Tools and processes are important when creating an effective compliance management program. Reliable, consistent outcomes drive confidence in the compliance system and in the methodologies and procedures implemented by the business.
The purpose of this article is to provide the steps you need to follow when creating your compliance system to ensure the design of the program determines the outcomes, rather than individual interpretation of observations and evidence.
The five steps to a compliance management program that delivers consistent outcomes are:
- Methodologies
- Mobile tools
- Access to standardised commentary
- Guidance notes and materials
- Report templates
1. Methodologies
The methodology should describe the way the audit is performed. For example, you may require the auditor to take a walk around the location before starting the audit process, to see first hand operations as they are happening. Keen observations made during this walk around are invaluable during the actual audit. Either way, the formal audit process should be clearly defined and documented, and followed by every member of the audit team. Methodology is the baseline for consistency.
2. Mobile Tools
Compliance auditing frequently involves working away from an office environment or desktop PC while on site. These days there are a range of mobile tools on the market, such as Compliance Checkpoint, which allow the questionnaire to be set up and stored in a library for future use. Tablet and other smart devices are used to conduct the audit, record responses and observations, raise corrective actions, and prepare audit reports, in real time. The advantage, apart from making the audit more efficient, is that audit data is collected only once, and is available in digital form for instant reporting and analysis. This drives down compliance costs and promotes consistency as everyone is using the identical system and audit process.
3. Access To Standardised Commentary
Usually, the most time consuming part of the audit process is recording observations and comments. Compiling a list of commonly used words and phrases to describe what was observed, as well as typical auditor comments, for each question in the checklist will help to speed up the process and ensure consistency.

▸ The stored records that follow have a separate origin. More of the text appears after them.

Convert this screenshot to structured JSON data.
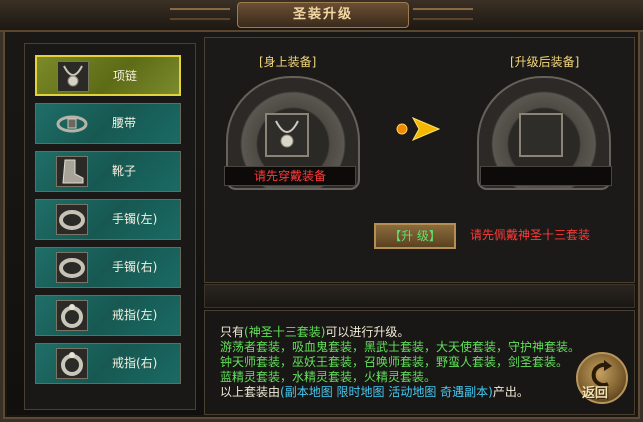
{
  "window": {
    "title": "圣装升级"
  },
  "equipment_list": [
    {
      "label": "项链",
      "icon": "necklace-icon",
      "selected": true
    },
    {
      "label": "腰带",
      "icon": "belt-icon",
      "selected": false
    },
    {
      "label": "靴子",
      "icon": "boots-icon",
      "selected": false
    },
    {
      "label": "手镯(左)",
      "icon": "bracelet-icon",
      "selected": false
    },
    {
      "label": "手镯(右)",
      "icon": "bracelet-icon",
      "selected": false
    },
    {
      "label": "戒指(左)",
      "icon": "ring-icon",
      "selected": false
    },
    {
      "label": "戒指(右)",
      "icon": "ring-icon",
      "selected": false
    }
  ],
  "upgrade": {
    "current_label": "[身上装备]",
    "result_label": "[升级后装备]",
    "current_status": "请先穿戴装备",
    "button_label": "【升 级】",
    "warning": "请先佩戴神圣十三套装"
  },
  "info": {
    "line1_pre": "只有",
    "line1_highlight": "(神圣十三套装)",
    "line1_post": "可以进行升级。",
    "line2": "游荡者套装，吸血鬼套装，黑武士套装，大天使套装，守护神套装。",
    "line3": "钟天师套装，巫妖王套装，召唤师套装，野蛮人套装，剑圣套装。",
    "line4": "蓝精灵套装，水精灵套装，火精灵套装。",
    "line5_pre": "以上套装由",
    "line5_links": "(副本地图  限时地图  活动地图  奇遇副本)",
    "line5_post": "产出。"
  },
  "back_button": {
    "label": "返回"
  },
  "colors": {
    "selected_item": "#6b7a1e",
    "item_teal": "#1b625c",
    "warning_red": "#ff3a3a",
    "info_green": "#62e05a",
    "link_cyan": "#46c8f0",
    "arrow_yellow": "#f5b800"
  }
}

Choose a technology solution that enables you to set up this text library and map individual items to specific audit questions.
4. Guidance Notes and Materials
Comprehensive notes and materials provide guidance for the auditor to help with: which documents and records to examine for evidence, indicators of good and poor compliance, reference samples, and explanatory notes on the underlying regulation or other compliance requirements.
Guidance notes also help the auditee achieve compliance and ongoing improvement, such as; links to training resources, images, videos and “how-to” guides. Your audit technology must allow you to provide unique help and guidance for every question.
5. Report Templates
Start by clearly defining the information you need out of the compliance audit system.
Reports and their content, should be tailored to the people who will be receiving the reports, and provide easy to read guidance, charts and a clear indication of issues for improvement that have been identified. Your process should enable a variety of report layouts, content and formatting to be established.
Ideally, this should be done at the beginning as it will help shape the system, the setup of your audit questionnaires, issue categorisation, methodologies, scoring mechanisms and a range of other building blocks. If you get these wrong it will be a complex task to re-configure the system, and the more history you have the more difficult it will be to rectify later.